Harding students, faculty swap school for thrills this summer

Rachel Newman
Kate and Carlos walk down to the dock at Lake Texoma

Mitchell Stroud, Reporter

Although during the school year the students and teachers are flooded with work and grading, the summer gives everyone time to relax and spend time with others away from the dread of homework in the back of your mind. Summer is usually seen as time to lay around and do nothing but contrary to that, the Harding students and faculty have been busy. From volunteering at youth camps to week-long canoeing trips, Harding students and faculty sure know how to have a good summer.
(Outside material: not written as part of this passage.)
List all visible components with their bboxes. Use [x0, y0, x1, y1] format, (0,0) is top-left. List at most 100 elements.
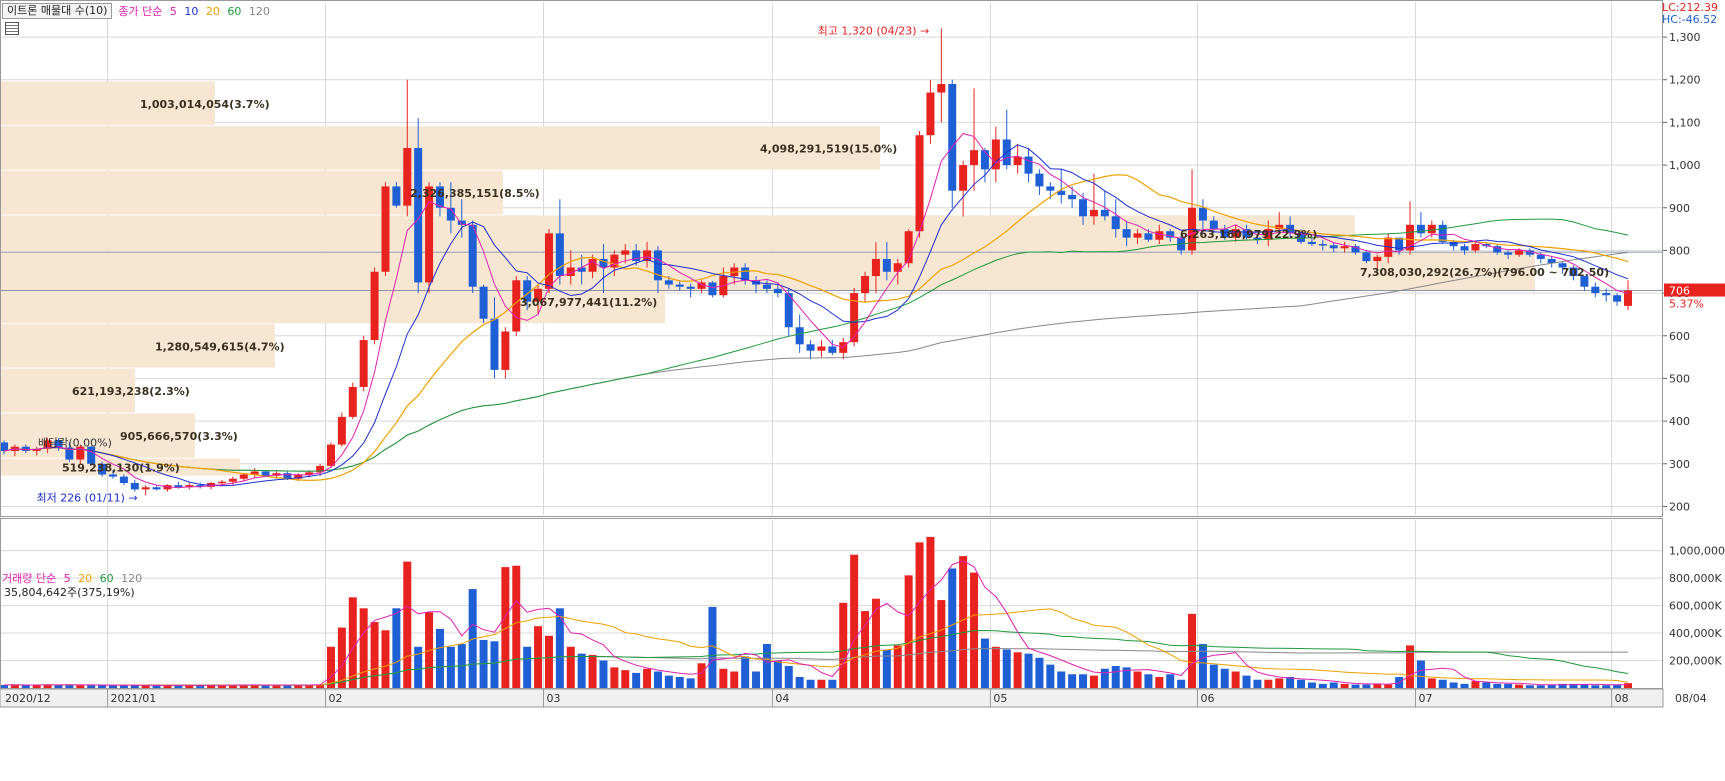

Rachel Newman, Carlos Flores and Kate Williams spent a week volunteering as youth leaders at the New Day Camp at Lake Texoma. New Day Camp is a week-long camp for children aged eight to 12 with at least one incarcerated parent. The kids don’t have to bring anything but clothes and the camp provides three meals a day, toiletries and a backpack as well as a range of activities from arts and crafts, group-building exercises to water activities on the lake itself. Flores enjoyed the environment and working with the kids.

“I liked seeing the kids open up,” Flores said.

AP Studio Art student and senior Janeth Rivera spent two weeks at The Oklahoma Art Institute at Quartz Mountain, an art camp in Southwest Oklahoma. Rivera focused on visual art, creating new media art such as printing, etching and transfer art with Lenore Thomas. Quartz Mountain hosts students from all over Oklahoma, teaching them different genres of art including singing, orchestra and visual art. Riviera credits the camp with broadening her horizons.

“I think having [Thomas] as my teacher changed my perspective on art. Not everything has to be realistic,” Rivera said.

It’s easy to forget that teachers have lives outside of school, but two Harding teachers challenged that stereotype by facing the barren wilderness of Canada.

Algebra II teacher Dr. Michael Lewchuk braved the Canadian wilderness this summer on a six-day canoeing trip in Atikaki Provicial Park in Manitoba, Canada.

Once the canoeing began, Lewchuk’s most memorable and “intense” day of the trip was when he and his group had to bypass 40-50 beaver dams in a single day. Every day his group would catch and cook their own fish, paddle through narrow streams and slog through mud. He described it as “desolate.”

“It was the hardest six days of my life,” Lewchuk said.

Jeff Wolford, head of the math department, exchanged vows with his fiance this summer. They were married at Rose Briar Place in Oklahoma City.